As a kid, do you remember the overwhelming excitement of Christmas morning? Or the feeling of rushing home from school, almost flying down the road on your bike, on your birthday? Just knowing something new and exciting was waiting for you under that prickly tree or just around the next corner as you turned into home. This was enough to light all your brain cells on fire. Opening that gift was the beginning of a new adventure, a new journey into the previously unexplored.
Was there anything else you could think about or talk about once that RC car or video game was opened? Was there a conversation that didn’t require an insertion of some new knowledge you had gleaned from the newest addition in your doll or Autobots collection? Vast troves of wonder and excitement flew from your lips. Things that, obviously, no one else had been able to discover prior to your journey into this new world.
Eventually, though, you would realize that someone else was required to help assemble this or that correctly. A parent or a friend would have to assist as you searched through the land to find Zelda. Many of us would find that the more help that was needed with your new adventure the less interest it now held for you. This thing you had been so enamored with, was now just another toy in your closet or game on your slightly tilted TV stand.
The self-asserted expert of this new experience had learned others knew more. Some of us would then, seeing the hopelessness of achieving fame through this particular means, move on, while others would hunger at the feet of those with greater ideas to teach. Thinking if we could only absorb all their knowledge, we could become the fastest around the track. The first to find the princess in less than two weeks.
Have you ever heard a newly converted vegan or CrossFit enthusiast speak about the wonder of their conversion? Not much different than that kid finding a new toy. While it is funny to listen to them go through their new world view with the passion of a child on Christmas morning, it can be just as annoying and off putting. But the joke, here, is on us. Both you and I are guilty of the same thing, just under different circumstances. It could also be we just haven’t found that thing that lights us on fire like when we were a kid.

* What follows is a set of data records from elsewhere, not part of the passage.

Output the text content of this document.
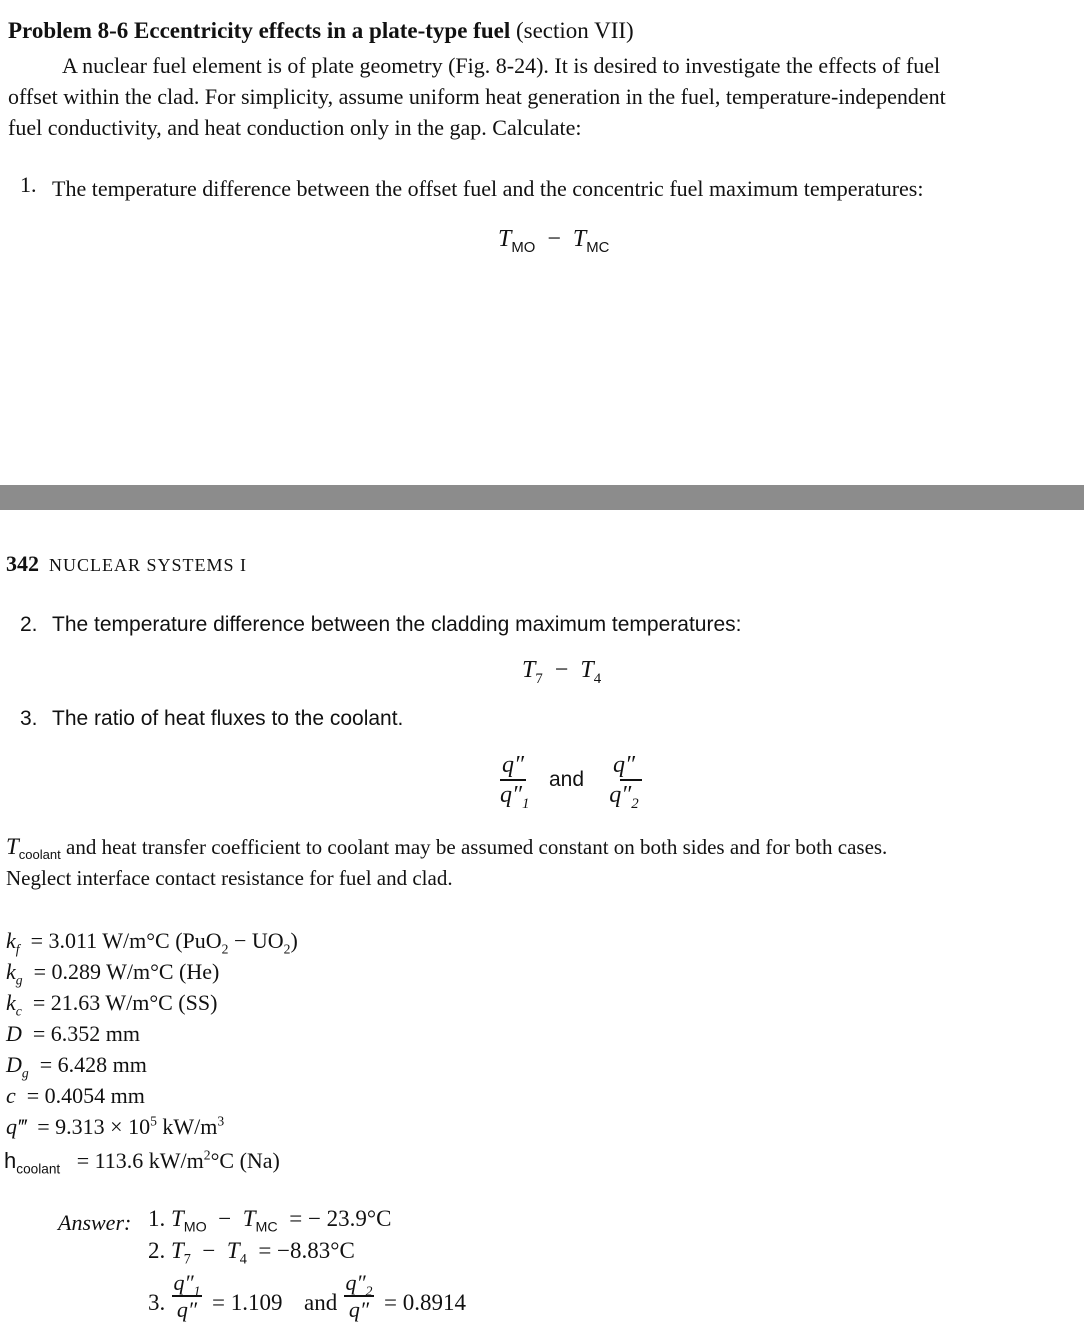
Problem 8-6 Eccentricity effects in a plate-type fuel (section VII)
A nuclear fuel element is of plate geometry (Fig. 8-24). It is desired to investigate the effects of fuel
offset within the clad. For simplicity, assume uniform heat generation in the fuel, temperature-independent
fuel conductivity, and heat conduction only in the gap. Calculate:
1. The temperature difference between the offset fuel and the concentric fuel maximum temperatures:
$T_{MO} - T_{MC}$
342 NUCLEAR SYSTEMS I
2. The temperature difference between the cladding maximum temperatures:
$T_7 - T_4$
3. The ratio of heat fluxes to the coolant.
q″
$q''_1$
and
q″
$q''_2$
$T_{coolant}$ and heat transfer coefficient to coolant may be assumed constant on both sides and for both cases.
Neglect interface contact resistance for fuel and clad.
$k_f = 3.011$ W/m°C $(PuO_2 - UO_2)$
$k_g = 0.289$ W/m°C (He)
$k_c = 21.63$ W/m°C (SS)
D = 6.352 mm
$D_g = 6.428$ mm
c = 0.4054 mm
q‴ = $9.313 \times 10^5$ $kW/m^3$
$h_{coolant} = 113.6$ $kW/m^2^\circ C$ (Na)
Answer: 1. $T_{MO} - T_{MC}$ = − 23.9°C
2. $T_7 - T_4 = -8.83^\circ C$
3.
$q''_1$
q″ = 1.109 and
$q''_2$
q″ = 0.8914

If you haven’t found it, why the hell not? What’s stopping you? Grab that book or political issue and burn through it with a blazing hot passion. If that doesn’t do it, actively seek out that hobby that you saw once in a magazine or on that flyer at the store and get into it. Having the unbridled enthusiasm of a pre-teen is extraordinary! We all have it, some of us just push it down inside to seem more adult. Don’t! Let it out, let it shine. Just try not to annoy your friends.

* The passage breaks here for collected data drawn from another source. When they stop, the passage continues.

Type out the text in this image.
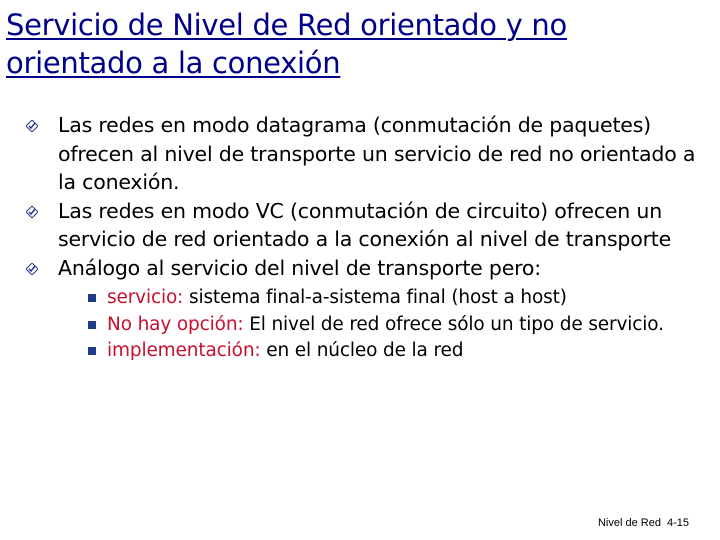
Servicio de Nivel de Red orientado y no orientado a la conexión
Las redes en modo datagrama (conmutación de paquetes) ofrecen al nivel de transporte un servicio de red no orientado a la conexión.
Las redes en modo VC (conmutación de circuito) ofrecen un servicio de red orientado a la conexión al nivel de transporte
Análogo al servicio del nivel de transporte pero:
servicio: sistema final-a-sistema final (host a host)
No hay opción: El nivel de red ofrece sólo un tipo de servicio.
implementación: en el núcleo de la red
Nivel de Red 4-15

Equally as important, remember the lesson from childhood that others are wiser than you about this thing. If you have discovered a new way of thinking about a specific issue, don’t begin spouting these things off to whomever will grimace and listen. Find those that began their journey down this path long before you knew there was a forest to explore. Look for them in your communities or on YouTube or in books. Best yet, all of those things and more. Talk with those that agree and disagree with your way of thinking, but only those that will honestly hear what you are saying and don’t mind to do so. Develop your thoughts. When we speak about something new we often tend to repeat the thoughts of others. There is nothing wrong with this, at first. Read more, talk more, think more. Allow the thoughts or teaching of others to mingle with your own. The combined effort will result in something that is both informed and self-aware.

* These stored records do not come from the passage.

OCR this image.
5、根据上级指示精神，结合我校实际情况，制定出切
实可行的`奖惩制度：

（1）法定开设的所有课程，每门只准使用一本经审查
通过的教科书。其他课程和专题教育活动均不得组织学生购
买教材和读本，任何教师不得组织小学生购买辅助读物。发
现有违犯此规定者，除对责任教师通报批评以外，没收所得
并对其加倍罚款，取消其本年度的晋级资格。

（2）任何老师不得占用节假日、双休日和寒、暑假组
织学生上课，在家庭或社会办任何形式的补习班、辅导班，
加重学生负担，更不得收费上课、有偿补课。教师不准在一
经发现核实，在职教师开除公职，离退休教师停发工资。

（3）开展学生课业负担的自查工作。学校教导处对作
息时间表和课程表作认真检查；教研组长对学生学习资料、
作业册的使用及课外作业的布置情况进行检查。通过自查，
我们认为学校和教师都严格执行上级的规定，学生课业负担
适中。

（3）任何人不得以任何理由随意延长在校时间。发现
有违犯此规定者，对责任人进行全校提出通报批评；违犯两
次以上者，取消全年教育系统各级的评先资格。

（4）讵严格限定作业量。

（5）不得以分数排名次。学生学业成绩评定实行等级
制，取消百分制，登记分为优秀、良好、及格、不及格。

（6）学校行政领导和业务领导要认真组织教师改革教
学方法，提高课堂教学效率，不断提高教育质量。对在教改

There is a scene in “Good Will Hunting” in which Will confronts a know-it-all in a bar. As the tall, shaggy haired blonde attempts to embarrass Will’s friend with his newly discovered knowledge of colonial economics, Will steps in. Will explains where these ideas that he is regurgitating came from and that the know-it-all is very unoriginal. It is a very memorable scene. Don’t be the shaggy haired blonde. Don’t attempt to humiliate others with knowledge you just discovered. Also, don’t wear your hair like that. Just as importantly, don’t be Will. Don’t squash those that are testing the boundaries of their new insight. Understand we were all there once, and probably will be there again about a different subject. Encourage further exploration, don’t stifle it. Unless, of course, it gets you a date with Minnie Driver.